A Python package that eases the process of retrieving, organizing and altering data.


Keywords
csv, data-flow, data-flow-control, data-manipulation, data-mapper, data-structure, json, mapping, python, xml, yaml, yaml-mapping
Install
pip install fluxify==0.0.14

Documentation

Fluxify

A Python package that eases the process of retrieving, organizing and altering data.

Required packages

  • pandas
  • imperium
  • ijson

Installation

pip install fluxify

Main classes

fluxify.mapper.Mapper

This class is used read and processing fast files with small amounts of data that can be loaded into memory.

fluxify.lazy_mapper.LazyMapper

You've probable guessed it, this class is used to iterate on large files of data wether it is of format CSV, JSON or XML.

Usage

Retrieve data from a simple CSV file

id,brand,price,state,published_at
938,Xaomi,390.90,used,2020-01-03 12:32:29
04593,iPhone,1299.90,new,2020-01-02 09:48:12

Mapper implementation

from fluxify.mapper import Mapper
import yaml

# Could also be loaded from a file
yamlmapping = """
brand:
    col: 1
price:
    col: 2
state:
    col: 3
publish_date:
    col: 4
    transformations:
        - { transformer: 'date', in_format: '%Y-%m-%d %H:%M:%S', out_format: '%H:%M %d/%m/%Y' }
is_new:
    conditions:
        -
            condition: "subject['state'] == 'new'"
            returnOnSuccess: True
            returnOnFail: False
"""

Map = yaml.load(yamlmapping, Loader=yaml.FullLoader)
mapper = Mapper(_type='csv')
data = mapper.map('path/to/csvfile.csv', Map)
print(data)

Output

[
    {
        'brand': 'Xaomi',
        'price': '390.90',
        'state': 'used',
        'published_date': '12:32 03/01/2020'
        'is_new': False
    },
    {
        'brand': 'iPhone',
        'price': '1299.90',
        'state': 'new',
        'published_date': '09:48 02/01/2020'
        'is_new': True
    }
]

LazyMapper implementation

The LazyMapper does not return all the mapped data at the end, instead it maps the data in small sizes that you can specify in order to not max out the memory.
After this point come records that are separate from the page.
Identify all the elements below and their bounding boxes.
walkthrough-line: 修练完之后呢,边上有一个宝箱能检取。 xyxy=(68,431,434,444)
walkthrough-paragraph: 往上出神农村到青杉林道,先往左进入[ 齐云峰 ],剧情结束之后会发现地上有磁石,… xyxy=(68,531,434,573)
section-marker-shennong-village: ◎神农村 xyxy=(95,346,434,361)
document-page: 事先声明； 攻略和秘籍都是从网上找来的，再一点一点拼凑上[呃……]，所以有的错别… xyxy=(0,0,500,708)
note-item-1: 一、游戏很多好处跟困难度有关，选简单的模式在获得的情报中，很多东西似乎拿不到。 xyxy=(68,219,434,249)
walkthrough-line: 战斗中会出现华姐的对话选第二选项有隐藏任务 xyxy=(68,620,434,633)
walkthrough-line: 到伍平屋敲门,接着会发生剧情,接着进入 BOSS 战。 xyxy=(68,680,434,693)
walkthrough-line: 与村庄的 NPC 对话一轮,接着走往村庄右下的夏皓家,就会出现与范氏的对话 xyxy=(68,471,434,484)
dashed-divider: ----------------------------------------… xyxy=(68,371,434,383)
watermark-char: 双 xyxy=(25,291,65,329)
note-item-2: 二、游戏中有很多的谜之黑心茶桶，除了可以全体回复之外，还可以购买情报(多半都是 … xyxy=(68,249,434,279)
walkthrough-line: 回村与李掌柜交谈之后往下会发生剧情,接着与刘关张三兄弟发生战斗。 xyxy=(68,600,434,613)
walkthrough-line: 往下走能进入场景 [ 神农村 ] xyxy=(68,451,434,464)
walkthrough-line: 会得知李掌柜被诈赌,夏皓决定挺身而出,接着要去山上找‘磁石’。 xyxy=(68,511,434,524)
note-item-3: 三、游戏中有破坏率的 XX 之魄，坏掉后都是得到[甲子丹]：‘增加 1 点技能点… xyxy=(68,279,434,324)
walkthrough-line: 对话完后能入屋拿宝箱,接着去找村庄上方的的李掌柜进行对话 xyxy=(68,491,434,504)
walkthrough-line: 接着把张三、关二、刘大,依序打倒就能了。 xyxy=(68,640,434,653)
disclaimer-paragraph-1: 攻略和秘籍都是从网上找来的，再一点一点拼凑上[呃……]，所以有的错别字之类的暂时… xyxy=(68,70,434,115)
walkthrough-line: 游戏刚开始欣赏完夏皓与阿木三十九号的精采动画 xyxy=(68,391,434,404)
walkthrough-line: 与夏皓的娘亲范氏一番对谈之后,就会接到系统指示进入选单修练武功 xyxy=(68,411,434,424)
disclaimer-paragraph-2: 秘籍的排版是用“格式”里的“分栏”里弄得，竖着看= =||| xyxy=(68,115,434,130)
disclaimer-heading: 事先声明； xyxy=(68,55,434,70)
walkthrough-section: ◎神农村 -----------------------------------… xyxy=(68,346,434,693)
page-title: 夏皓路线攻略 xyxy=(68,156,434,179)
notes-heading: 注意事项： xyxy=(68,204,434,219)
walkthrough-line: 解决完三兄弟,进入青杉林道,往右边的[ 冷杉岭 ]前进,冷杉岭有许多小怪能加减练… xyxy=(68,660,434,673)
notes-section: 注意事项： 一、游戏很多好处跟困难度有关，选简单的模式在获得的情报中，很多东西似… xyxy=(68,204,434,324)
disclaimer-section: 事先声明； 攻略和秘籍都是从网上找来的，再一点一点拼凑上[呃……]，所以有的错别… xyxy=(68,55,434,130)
from fluxify.lazy_mapper import LazyMapper
import yaml

# Could also be loaded from a file
yamlmapping = """
brand:
    col: 1
price:
    col: 2
state:
    col: 3
publish_date:
    col: 4
    transformations:
        - { transformer: 'date', in_format: '%Y-%m-%d %H:%M:%S', out_format: '%H:%M %d/%m/%Y' }
is_new:
    conditions:
        -
            condition: "subject['state'] == 'new'"
            returnOnSuccess: True
            returnOnFail: False
"""

Map = yaml.load(yamlmapping, Loader=yaml.FullLoader)
mapper = LazyMapper(_type='csv', error_tolerance=True, bulksize=500)
mapper.map('path/to/csvfile.csv', Map)

def some_callback(results):
    for item in results:
        pass # Perform some action

mapper.set_callback(some_callback)

mapper.map('path/to/csvfile.csv', Map)

As you can see, in this example the mapper will call the callback function every time it accumulates 500 mapped items.

Supported formats

Format CSV JSON XML TXT
Supported YES YES YES NO

Transformers

Fluxify has built-in transformers that can alter/modify the data.

Function Arguments Description
number stringvalue Parses a string to an integer or float value
split delimiter, index Splits a string into parts with a delimiter and returns the splitted result if the index argument is not defined.
date in_format, out_format Let's you format a date string to the desired format.
replace search, new Replaces the search value with new value from string
boolean No arguments Parses a string to Boolean if the string contains [true
equipments_from_string delimiter Custom usage
options_from_string delimiter Custom usage

Exceptions

Fluxify has different Exception classes for different reasons They reside in the exceptions sub-package fluxify.exceptions

Class Arguments Description
ArgumentNotFoundException message This exception is raised whenever a argument is not found.
InvalidArgumentException message This exception is raised when a passed parameter/argument is invalid.
ConditionNotFoundException message This exception is raised when the "condition" key is not defined in the mapping.
UnsupportedTransformerException message This exception is raised when a transformer other than the ones defined above, is used.